Он слушал вполуха, как бодрая молоденькая секретарша втолковывает по телефону то, что он слышал уже тысячу раз: «Сожалеем, но радужную шерсть нельзя приобрести сразу. Овцам полагается сообщить, в каких целях будут использовать их продукт, и за ними остается право одобрить или не одобрить это применение. Для этого овцы должны встретиться лично с автором проекта. График приема у нас свободный, но без поездки вам не обойтись. Ближайший от нас аэропорт – в Хелене, Монтана, а оттуда – два часа езды до нашей фермы.
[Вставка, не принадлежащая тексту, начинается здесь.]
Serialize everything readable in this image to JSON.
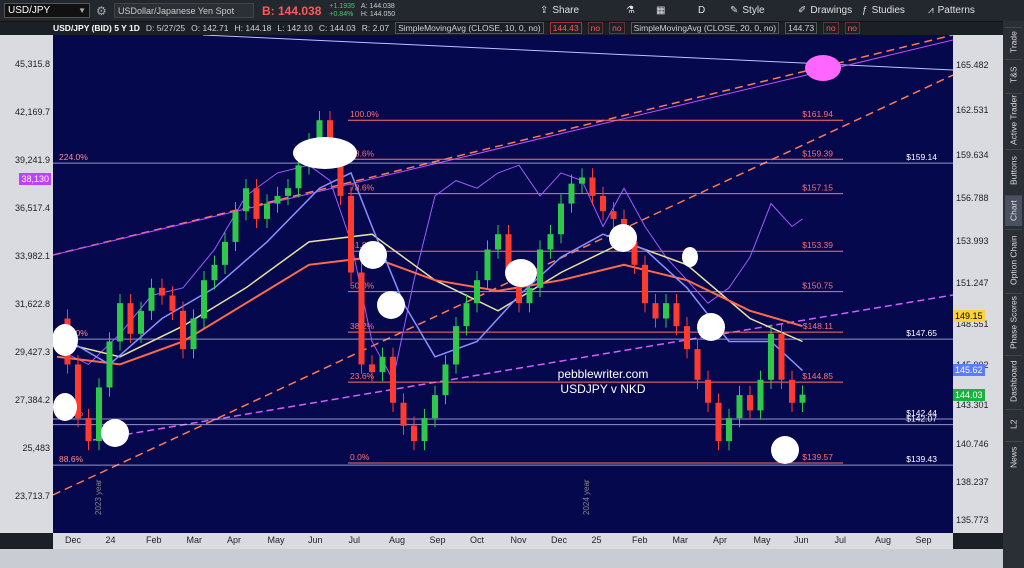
{
  "toolbar": {
    "symbol": "USD/JPY",
    "description": "USDollar/Japanese Yen Spot",
    "bid_label": "B: 144.038",
    "change_line1": "+1.1935",
    "change_line2": "+0.84%",
    "ask_line1": "A: 144.038",
    "ask_line2": "H: 144.050",
    "share": "Share",
    "period": "D",
    "style": "Style",
    "drawings": "Drawings",
    "studies": "Studies",
    "patterns": "Patterns"
  },
  "header": {
    "title": "USD/JPY (BID) 5 Y 1D",
    "date": "D: 5/27/25",
    "open": "O: 142.71",
    "high": "H: 144.18",
    "low": "L: 142.10",
    "close": "C: 144.03",
    "r": "R: 2.07",
    "sma1": "SimpleMovingAvg (CLOSE, 10, 0, no)",
    "sma1_val": "144.43",
    "no": "no",
    "sma2": "SimpleMovingAvg (CLOSE, 20, 0, no)",
    "sma2_val": "144.73"
  },
  "side_tabs": [
    "Trade",
    "T&S",
    "Active Trader",
    "Buttons",
    "Chart",
    "Option Chain",
    "Phase Scores",
    "Dashboard",
    "L2",
    "News"
  ],
  "colors": {
    "background": "#06084d",
    "price_up": "#2fc84a",
    "price_down": "#ff3b30",
    "fib": "#ff7070",
    "nkd": "#a05cff",
    "sma_fast": "#8890ff",
    "sma_slow": "#ff6a4a",
    "sma_mid": "#e8e0a0"
  },
  "chart_data": {
    "type": "candlestick",
    "annotation_line1": "pebblewriter.com",
    "annotation_line2": "USDJPY v NKD",
    "x_ticks": [
      "Dec",
      "24",
      "Feb",
      "Mar",
      "Apr",
      "May",
      "Jun",
      "Jul",
      "Aug",
      "Sep",
      "Oct",
      "Nov",
      "Dec",
      "25",
      "Feb",
      "Mar",
      "Apr",
      "May",
      "Jun",
      "Jul",
      "Aug",
      "Sep"
    ],
    "year_labels": [
      "2023 year",
      "2024 year"
    ],
    "right_axis_ticks": [
      165.482,
      162.531,
      159.634,
      156.788,
      153.993,
      151.247,
      148.551,
      145.902,
      143.301,
      140.746,
      138.237,
      135.773
    ],
    "left_axis_ticks": [
      "45,315.8",
      "42,169.7",
      "39,241.9",
      "36,517.4",
      "33,982.1",
      "31,622.8",
      "29,427.3",
      "27,384.2",
      "25,483",
      "23,713.7"
    ],
    "left_tag": "38,130",
    "right_tags": [
      {
        "label": "149.15",
        "color": "#ffd23c"
      },
      {
        "label": "145.62",
        "color": "#5a7cff"
      },
      {
        "label": "144.03",
        "color": "#19b23c"
      }
    ],
    "fib_left": [
      {
        "pct": "100.0%",
        "price": 161.94,
        "label": "$161.94"
      },
      {
        "pct": "88.6%",
        "price": 159.39,
        "label": "$159.39"
      },
      {
        "pct": "78.6%",
        "price": 157.15,
        "label": "$157.15"
      },
      {
        "pct": "61.8%",
        "price": 153.39,
        "label": "$153.39"
      },
      {
        "pct": "50.0%",
        "price": 150.75,
        "label": "$150.75"
      },
      {
        "pct": "38.2%",
        "price": 148.11,
        "label": "$148.11"
      },
      {
        "pct": "23.6%",
        "price": 144.85,
        "label": "$144.85"
      },
      {
        "pct": "0.0%",
        "price": 139.57,
        "label": "$139.57"
      }
    ],
    "fib_outer": [
      {
        "pct": "224.0%",
        "price": 159.14,
        "label": "$159.14"
      },
      {
        "pct": "100.0%",
        "price": 147.65,
        "label": "$147.65"
      },
      {
        "pct": "38.2%",
        "price": 142.44,
        "label": "$142.44"
      },
      {
        "pct": "",
        "price": 142.07,
        "label": "$142.07"
      },
      {
        "pct": "88.6%",
        "price": 139.43,
        "label": "$139.43"
      }
    ],
    "ylim": [
      135.0,
      167.5
    ],
    "price_path": [
      [
        0,
        149.0
      ],
      [
        1,
        146.0
      ],
      [
        2,
        142.5
      ],
      [
        3,
        141.0
      ],
      [
        4,
        144.5
      ],
      [
        5,
        147.5
      ],
      [
        6,
        150.0
      ],
      [
        7,
        148.0
      ],
      [
        8,
        149.5
      ],
      [
        9,
        151.0
      ],
      [
        10,
        150.5
      ],
      [
        11,
        149.5
      ],
      [
        12,
        147.0
      ],
      [
        13,
        149.0
      ],
      [
        14,
        151.5
      ],
      [
        15,
        152.5
      ],
      [
        16,
        154.0
      ],
      [
        17,
        156.0
      ],
      [
        18,
        157.5
      ],
      [
        19,
        155.5
      ],
      [
        20,
        156.5
      ],
      [
        21,
        157.0
      ],
      [
        22,
        157.5
      ],
      [
        23,
        159.0
      ],
      [
        24,
        160.5
      ],
      [
        25,
        161.94
      ],
      [
        26,
        160.0
      ],
      [
        27,
        157.0
      ],
      [
        28,
        152.0
      ],
      [
        29,
        146.0
      ],
      [
        30,
        145.5
      ],
      [
        31,
        146.5
      ],
      [
        32,
        143.5
      ],
      [
        33,
        142.0
      ],
      [
        34,
        141.0
      ],
      [
        35,
        142.5
      ],
      [
        36,
        144.0
      ],
      [
        37,
        146.0
      ],
      [
        38,
        148.5
      ],
      [
        39,
        150.0
      ],
      [
        40,
        151.5
      ],
      [
        41,
        153.5
      ],
      [
        42,
        154.5
      ],
      [
        43,
        152.0
      ],
      [
        44,
        150.0
      ],
      [
        45,
        151.0
      ],
      [
        46,
        153.5
      ],
      [
        47,
        154.5
      ],
      [
        48,
        156.5
      ],
      [
        49,
        157.8
      ],
      [
        50,
        158.2
      ],
      [
        51,
        157.0
      ],
      [
        52,
        156.0
      ],
      [
        53,
        155.5
      ],
      [
        54,
        154.0
      ],
      [
        55,
        152.5
      ],
      [
        56,
        150.0
      ],
      [
        57,
        149.0
      ],
      [
        58,
        150.0
      ],
      [
        59,
        148.5
      ],
      [
        60,
        147.0
      ],
      [
        61,
        145.0
      ],
      [
        62,
        143.5
      ],
      [
        63,
        141.0
      ],
      [
        64,
        142.5
      ],
      [
        65,
        144.0
      ],
      [
        66,
        143.0
      ],
      [
        67,
        145.0
      ],
      [
        68,
        148.0
      ],
      [
        69,
        145.0
      ],
      [
        70,
        143.5
      ],
      [
        71,
        144.03
      ]
    ],
    "nkd_path": [
      [
        0,
        147.0
      ],
      [
        3,
        146.0
      ],
      [
        6,
        148.0
      ],
      [
        9,
        150.5
      ],
      [
        12,
        151.0
      ],
      [
        15,
        153.5
      ],
      [
        18,
        157.0
      ],
      [
        21,
        158.5
      ],
      [
        24,
        159.0
      ],
      [
        26,
        158.0
      ],
      [
        28,
        154.0
      ],
      [
        30,
        147.5
      ],
      [
        32,
        145.0
      ],
      [
        34,
        151.5
      ],
      [
        36,
        157.0
      ],
      [
        38,
        158.0
      ],
      [
        40,
        157.5
      ],
      [
        42,
        158.5
      ],
      [
        44,
        159.0
      ],
      [
        46,
        157.0
      ],
      [
        48,
        158.5
      ],
      [
        50,
        158.0
      ],
      [
        52,
        155.0
      ],
      [
        54,
        157.5
      ],
      [
        56,
        155.0
      ],
      [
        58,
        153.0
      ],
      [
        60,
        151.5
      ],
      [
        62,
        150.0
      ],
      [
        64,
        151.0
      ],
      [
        66,
        153.0
      ],
      [
        68,
        156.5
      ],
      [
        70,
        155.0
      ],
      [
        71,
        155.5
      ]
    ],
    "sma_fast_path": [
      [
        0,
        148.0
      ],
      [
        5,
        146.0
      ],
      [
        10,
        149.0
      ],
      [
        15,
        151.0
      ],
      [
        20,
        154.0
      ],
      [
        25,
        157.5
      ],
      [
        28,
        158.5
      ],
      [
        30,
        155.0
      ],
      [
        33,
        150.0
      ],
      [
        36,
        146.5
      ],
      [
        40,
        147.5
      ],
      [
        44,
        150.5
      ],
      [
        48,
        153.0
      ],
      [
        52,
        154.5
      ],
      [
        56,
        153.5
      ],
      [
        60,
        151.0
      ],
      [
        64,
        147.5
      ],
      [
        68,
        147.5
      ],
      [
        71,
        145.6
      ]
    ],
    "sma_slow_path": [
      [
        0,
        146.5
      ],
      [
        6,
        146.0
      ],
      [
        12,
        147.5
      ],
      [
        18,
        150.0
      ],
      [
        24,
        152.5
      ],
      [
        30,
        153.0
      ],
      [
        36,
        151.5
      ],
      [
        42,
        150.8
      ],
      [
        48,
        151.5
      ],
      [
        54,
        152.5
      ],
      [
        60,
        151.5
      ],
      [
        66,
        149.5
      ],
      [
        71,
        148.5
      ]
    ],
    "sma_mid_path": [
      [
        0,
        147.5
      ],
      [
        6,
        146.5
      ],
      [
        12,
        148.5
      ],
      [
        18,
        151.0
      ],
      [
        24,
        154.0
      ],
      [
        30,
        154.5
      ],
      [
        36,
        151.5
      ],
      [
        42,
        149.5
      ],
      [
        48,
        152.0
      ],
      [
        54,
        154.0
      ],
      [
        60,
        152.5
      ],
      [
        66,
        149.0
      ],
      [
        71,
        147.5
      ]
    ]
  }
}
Спасибо за звонок...»
Джуп покопался в ящиках с канцелярскими товарами, нашел блокноты в тканевых переплетах и написал расписку: «Взял два таких. Джуп».
Снаружи донесся шум подъезжающего автомобиля. По-деловому короткий стук в дверь:
– Это офис?
– Да, мэм. – София поднялась, приветствуя посетительницу. – Вы попали по адресу.
Телефон опять зазвонил.
– Не подойдете ли, Джуп? – попросила секретарша.
Фермер уже был у двери, но вернулся и, просунув лапу между горшками с городскими растениями, которым под открытым небом здесь пришлось бы несладко, снял трубку.
– Овечья ферма.
Голос с легким французским акцентом:
– Это курорт Хорька Джоди «Радужная овца»?
– Ага.
– Я звонил на прошлой неделе. Не могли бы вы назначить мне время для визита?
– В пятницу, – сказал Джуп.
«День большого представления, – подумал он. – Все будут при параде».
– Я имею в виду, для одобрения... Мы могли бы встретиться?..
– Ага.
– В... э-э-э... в три часа?
– Ага.
– Меня зовут... – звонивший помедлил и сам все понял, – ...это не обязательно, да?
– Ага.
– Значит, в пятницу, в три.
Джуп бодро кивнул, повесил трубку и, выбравшись из офиса, направился в сарай.
Глава девятая
Юный Хорек Баджирон поднялся задолго до рассвета. Он стоял в морозной тишине пустого загона и, пристроив блокнот на среднюю перекладину, выводил при лунном свете слова:
«Я боюсь, – писал он. – Завтра большая прогулка, мы будем сами по себе, всю дорогу до высокого хребта, до самой Громовой горы. Овцам все равно, для них это пикник. – Он остановился и в задумчивости пожевал кончик карандаша. – Больше всего я боюсь скал. Нам со Строубом велено держать овец подальше от обрывов. Куки говорит, надо быть осторожным, в таких местах трудно искать следы. Питон и Алла пойдут за нами, чтобы я не заблудился...»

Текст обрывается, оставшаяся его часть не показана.